[threeten-dev] Period javadoc

Yann Le Tallec ylt at letallec.org
Wed Jan 15 14:42:42 PST 2014


Hi all,
​​
I have used java.time in a project recently and three persons in the
project made the same mistake: calling Period#getDays() to retrieve the
total number of days in a Period. Everybody had read the javadoc but still
produced code such as:

    LocalDate d1 = ...
    LocalDate d2 = ...
    int daysBetweenD1andD2 = Period.between(d1, d2).getDays(); //instead of
DAYS.between(d1, d2);

It seems the confusion came from the javadoc for the getDays method: "Gets
the amount of days of this period."

I don't know if it's too late for javadoc changes but I would suggest that
it should be made clearer that `getDays` returns the day component of the
period excluding the month and year components and is therefore different
from the total number of days that the period represents (which is a vague
concept since a Period does not have a start date). It may also be a good
idea to also link to ChronoUnit#between for the use case described above.

--------

Suggested wording for the class javadoc (this surely can be improved):

This class models a quantity or amount of time in terms of years, months
and days.

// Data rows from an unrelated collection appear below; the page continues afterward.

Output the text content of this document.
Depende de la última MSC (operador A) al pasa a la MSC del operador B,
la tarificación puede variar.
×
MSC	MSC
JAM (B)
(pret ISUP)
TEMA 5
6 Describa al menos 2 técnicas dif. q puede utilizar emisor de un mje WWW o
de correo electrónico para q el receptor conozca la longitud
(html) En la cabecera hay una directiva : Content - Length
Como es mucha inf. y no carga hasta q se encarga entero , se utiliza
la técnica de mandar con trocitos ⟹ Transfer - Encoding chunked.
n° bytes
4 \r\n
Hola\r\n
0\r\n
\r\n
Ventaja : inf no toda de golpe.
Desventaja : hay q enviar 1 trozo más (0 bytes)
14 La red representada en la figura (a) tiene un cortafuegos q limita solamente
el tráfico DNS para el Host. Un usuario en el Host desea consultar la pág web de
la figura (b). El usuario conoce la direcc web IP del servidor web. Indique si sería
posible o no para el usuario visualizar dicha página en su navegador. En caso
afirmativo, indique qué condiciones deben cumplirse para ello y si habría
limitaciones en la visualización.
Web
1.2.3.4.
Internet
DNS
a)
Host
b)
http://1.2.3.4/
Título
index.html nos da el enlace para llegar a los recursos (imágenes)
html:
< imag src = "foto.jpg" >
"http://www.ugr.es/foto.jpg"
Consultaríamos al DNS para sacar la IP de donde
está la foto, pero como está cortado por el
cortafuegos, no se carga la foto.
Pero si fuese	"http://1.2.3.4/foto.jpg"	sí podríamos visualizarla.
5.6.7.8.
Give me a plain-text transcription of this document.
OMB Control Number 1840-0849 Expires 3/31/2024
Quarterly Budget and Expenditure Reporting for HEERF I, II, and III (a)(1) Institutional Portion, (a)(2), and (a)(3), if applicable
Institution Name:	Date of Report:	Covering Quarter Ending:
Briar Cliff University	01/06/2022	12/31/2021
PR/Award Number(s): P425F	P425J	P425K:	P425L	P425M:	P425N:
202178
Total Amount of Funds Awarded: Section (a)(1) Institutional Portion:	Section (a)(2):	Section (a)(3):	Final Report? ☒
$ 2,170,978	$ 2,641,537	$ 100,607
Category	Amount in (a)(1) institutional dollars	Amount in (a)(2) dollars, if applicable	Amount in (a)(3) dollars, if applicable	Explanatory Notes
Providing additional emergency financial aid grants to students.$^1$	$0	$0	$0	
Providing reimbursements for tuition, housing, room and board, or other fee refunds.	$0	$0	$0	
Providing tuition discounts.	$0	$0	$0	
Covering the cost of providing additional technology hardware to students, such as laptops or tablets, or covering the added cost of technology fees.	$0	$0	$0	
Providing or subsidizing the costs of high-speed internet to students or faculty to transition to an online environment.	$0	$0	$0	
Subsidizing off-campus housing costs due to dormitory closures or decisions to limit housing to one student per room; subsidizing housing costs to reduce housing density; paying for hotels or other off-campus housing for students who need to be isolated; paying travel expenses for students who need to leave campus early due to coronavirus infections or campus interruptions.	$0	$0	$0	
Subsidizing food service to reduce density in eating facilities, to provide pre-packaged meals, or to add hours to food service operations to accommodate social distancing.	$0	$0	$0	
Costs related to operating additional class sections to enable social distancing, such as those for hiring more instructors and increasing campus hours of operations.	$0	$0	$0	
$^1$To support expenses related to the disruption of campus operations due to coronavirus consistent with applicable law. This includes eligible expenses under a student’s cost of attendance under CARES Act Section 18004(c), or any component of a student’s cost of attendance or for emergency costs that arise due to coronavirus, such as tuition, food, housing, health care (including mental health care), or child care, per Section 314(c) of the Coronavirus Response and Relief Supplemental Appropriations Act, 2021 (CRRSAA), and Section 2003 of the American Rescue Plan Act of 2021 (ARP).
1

See Duration<http://download.java.net/jdk8/docs/api/java/time/Duration.html>for
the time-based equivalent to this class. Because a Period does not
have
a start date, its month and year components can't be translated into a
number of days. To calculate the number of days elapsed between two dates,
the ChronoUnit.DAYS#between method should be used.

---------

The javadocs for getYear and getMonth already hint what the behaviour is,
but could maybe made clearer. For example getMonths states: "This means
that a period of "15 months" is different to a period of "1 year and 3
months""
It may be worth adding: "and getMonths() will return 15 and 3 respectively."

Similarly, the following wording could be added to the javadoc of getDays:

The days unit is not automatically normalized with the months and years
unit. This means that a period of "45 days" is different to a period of "1
month and 15 days" and getDays() will return 45 and 15 respectively.